In the second report, which Zenz published through The Jamestown Foundation, reveals the disconcerting population trends in Xinjiang, stating that “natural population growth in Xinjiang has declined dramatically; growth rates fell by 84 percent in the two largest Uyghur prefectures between 2015 and 2018, and declined further in 2019.” Zenz includes multiple graphs to illustrate that, prior to such a sudden and drastic decrease in population growth, the Uyghur community experience exponential growth, suggesting that measures were imposed following 2015 to forcefully control and decrease population growth among the Uyghur community in Xinjiang. According to Zenz,
“In Xinjiang government circles, the relationship between ‘religious extremism’ and population growth appeared to come to the forefront in the summer of 2015. The timing may be linked to the start of the village-based work team campaign in early 2014, as well as the fact that Xinjiang’s reported natural population growth rate for 2014 was the highest since the year 2000. A May 2015 government teaching broadcast on ethnic unity stated that ‘religious extremism begets re-marriages and illegal extra births’. That same month, a speech given in the context of Hotan Prefecture’s family planning meeting stated that ‘de-extremification is an opportunity to eliminate the influence and interference of religion on family planning.’ This ‘interference’ is also mentioned in the Xinjiang White Paper （新疆白皮书, Xinjiang Baipishu), one of Beijing’s key propaganda documents, which mandates that ‘religion must not be used to interfere in…family planning’ policies.”

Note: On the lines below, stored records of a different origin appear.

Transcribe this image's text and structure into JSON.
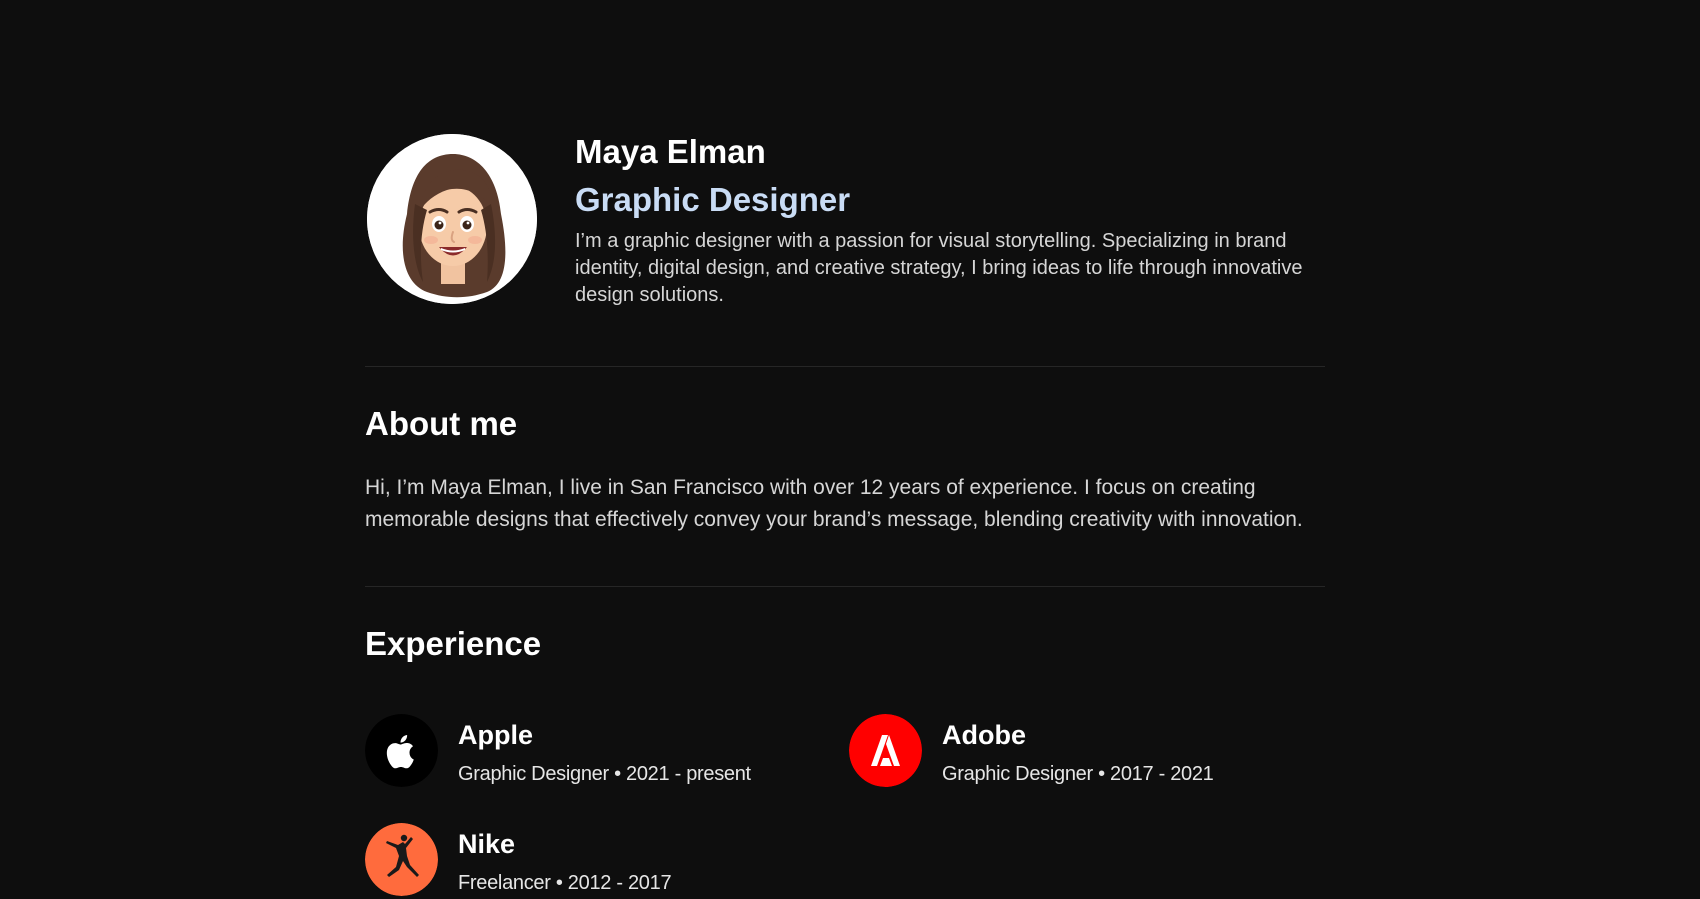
{
  "profile": {
    "name": "Maya Elman",
    "role": "Graphic Designer",
    "intro": "I’m a graphic designer with a passion for visual storytelling. Specializing in brand identity, digital design, and creative strategy, I bring ideas to life through innovative design solutions."
  },
  "about": {
    "title": "About me",
    "text": "Hi, I’m Maya Elman, I live in San Francisco with over 12 years of experience. I focus on creating memorable designs that effectively convey your brand’s message, blending creativity with innovation."
  },
  "experience": {
    "title": "Experience",
    "items": [
      {
        "company": "Apple",
        "meta": "Graphic Designer • 2021 - present",
        "icon": "apple-logo-icon",
        "color": "#000000"
      },
      {
        "company": "Adobe",
        "meta": "Graphic Designer • 2017 - 2021",
        "icon": "adobe-logo-icon",
        "color": "#ff0000"
      },
      {
        "company": "Nike",
        "meta": "Freelancer • 2012 - 2017",
        "icon": "jordan-jumpman-logo-icon",
        "color": "#ff6b3d"
      }
    ]
  },
  "colors": {
    "background": "#0e0e0e",
    "accent": "#c9dcf5",
    "text": "#d6d6d6"
  }
}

As a result of this narrative, the local and national governments began to crack down on families that ‘violate family planning [policies]’ by not using birth control and having more children than permitted- the punishment imposed on such ‘violators’ is extrajudicial internment in detention camps throughout the region. In 2019, the government planned that “80 percent of women of childbearing age in the rural southern four minority prefectures be subjected to ‘birth control measures with long-term effectiveness’ (长效避孕率),” forcing women to use IUDs and participate in bi-monthly pregnancy and IUD checks. Zenz includes a line graph showing that the rate of IUD use in Xinjiang is exponentially higher than the national average.

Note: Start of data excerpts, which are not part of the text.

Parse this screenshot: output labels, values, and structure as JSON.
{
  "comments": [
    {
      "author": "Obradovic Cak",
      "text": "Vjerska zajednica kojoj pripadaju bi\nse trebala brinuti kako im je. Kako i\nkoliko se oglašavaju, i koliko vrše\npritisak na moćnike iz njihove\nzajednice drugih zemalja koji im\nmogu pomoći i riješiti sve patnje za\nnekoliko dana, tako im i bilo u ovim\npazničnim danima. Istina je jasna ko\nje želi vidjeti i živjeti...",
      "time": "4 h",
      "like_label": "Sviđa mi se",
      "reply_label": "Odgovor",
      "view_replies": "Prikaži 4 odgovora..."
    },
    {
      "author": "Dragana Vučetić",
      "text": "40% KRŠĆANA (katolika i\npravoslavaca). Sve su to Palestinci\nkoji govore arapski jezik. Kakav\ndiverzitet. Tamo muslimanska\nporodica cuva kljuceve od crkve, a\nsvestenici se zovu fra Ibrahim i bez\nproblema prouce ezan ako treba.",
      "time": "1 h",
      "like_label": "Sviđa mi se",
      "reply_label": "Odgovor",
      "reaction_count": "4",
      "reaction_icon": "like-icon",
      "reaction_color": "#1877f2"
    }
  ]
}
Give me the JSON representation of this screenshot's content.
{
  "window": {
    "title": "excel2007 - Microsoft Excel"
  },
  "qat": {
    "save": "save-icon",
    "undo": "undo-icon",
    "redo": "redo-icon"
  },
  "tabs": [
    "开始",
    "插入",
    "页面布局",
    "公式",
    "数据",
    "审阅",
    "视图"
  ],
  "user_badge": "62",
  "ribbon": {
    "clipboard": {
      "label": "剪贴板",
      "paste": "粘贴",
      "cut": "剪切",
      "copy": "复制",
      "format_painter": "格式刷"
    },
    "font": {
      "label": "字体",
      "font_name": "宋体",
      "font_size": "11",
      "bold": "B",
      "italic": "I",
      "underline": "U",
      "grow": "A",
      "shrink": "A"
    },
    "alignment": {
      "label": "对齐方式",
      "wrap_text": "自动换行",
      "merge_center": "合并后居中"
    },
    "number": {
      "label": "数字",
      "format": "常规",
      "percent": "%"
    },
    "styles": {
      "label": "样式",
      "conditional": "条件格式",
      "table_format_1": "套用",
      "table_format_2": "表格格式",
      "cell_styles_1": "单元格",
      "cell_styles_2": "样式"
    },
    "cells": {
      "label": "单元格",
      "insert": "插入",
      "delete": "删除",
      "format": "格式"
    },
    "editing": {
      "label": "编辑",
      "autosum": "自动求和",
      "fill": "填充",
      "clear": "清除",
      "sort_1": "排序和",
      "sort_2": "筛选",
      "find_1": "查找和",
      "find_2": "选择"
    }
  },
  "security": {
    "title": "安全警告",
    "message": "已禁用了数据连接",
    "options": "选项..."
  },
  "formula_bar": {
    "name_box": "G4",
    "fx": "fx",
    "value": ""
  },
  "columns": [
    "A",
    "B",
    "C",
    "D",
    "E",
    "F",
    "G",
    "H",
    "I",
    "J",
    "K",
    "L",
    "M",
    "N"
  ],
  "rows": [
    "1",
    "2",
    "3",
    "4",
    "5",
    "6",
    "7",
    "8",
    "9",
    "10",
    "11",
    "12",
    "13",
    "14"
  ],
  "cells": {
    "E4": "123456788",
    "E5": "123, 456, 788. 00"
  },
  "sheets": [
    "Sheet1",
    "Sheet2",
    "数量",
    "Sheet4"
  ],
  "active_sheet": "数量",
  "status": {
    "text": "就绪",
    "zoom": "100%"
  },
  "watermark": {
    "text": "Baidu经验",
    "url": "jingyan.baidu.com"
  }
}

Additionally, numerous former female detainees at Xinjiang internment camps revealed that Uyghur women inmates were forced into sterilization measures and sometimes were required to ingest medication that stopped their menstrual cycles. Another line graph reveals that as recently as 2018, in Xinjiang there was a record high of nearly 250 sterilizations per 100,000 of the population, whereas at the same time the national average was less than 50 sterilizations per 100,000 of the population. Zenz draws the conclusion that “overall, it is likely that Xinjiang authorities are engaging in the mass sterilization of women with three or more children.” Other evidence reveals that injections are forcibly administered to female inmates in Xinjiang detention centers, and such women have reported loss of menstruation, decreased libido, and an 18-month period of infertility following their last injection.
Zenz closes his novel report by stating that, though the CCP monitors population growth and birth rate throughout the entire Chinese population, the measures taken in Xinjiang, such as forced sterilization and birth control, exhibit that Uyghurs face such measures at a disproportionately high rate compared to their Han Chinese counterparts, and that such a trend “should give the global community major cause for concern.”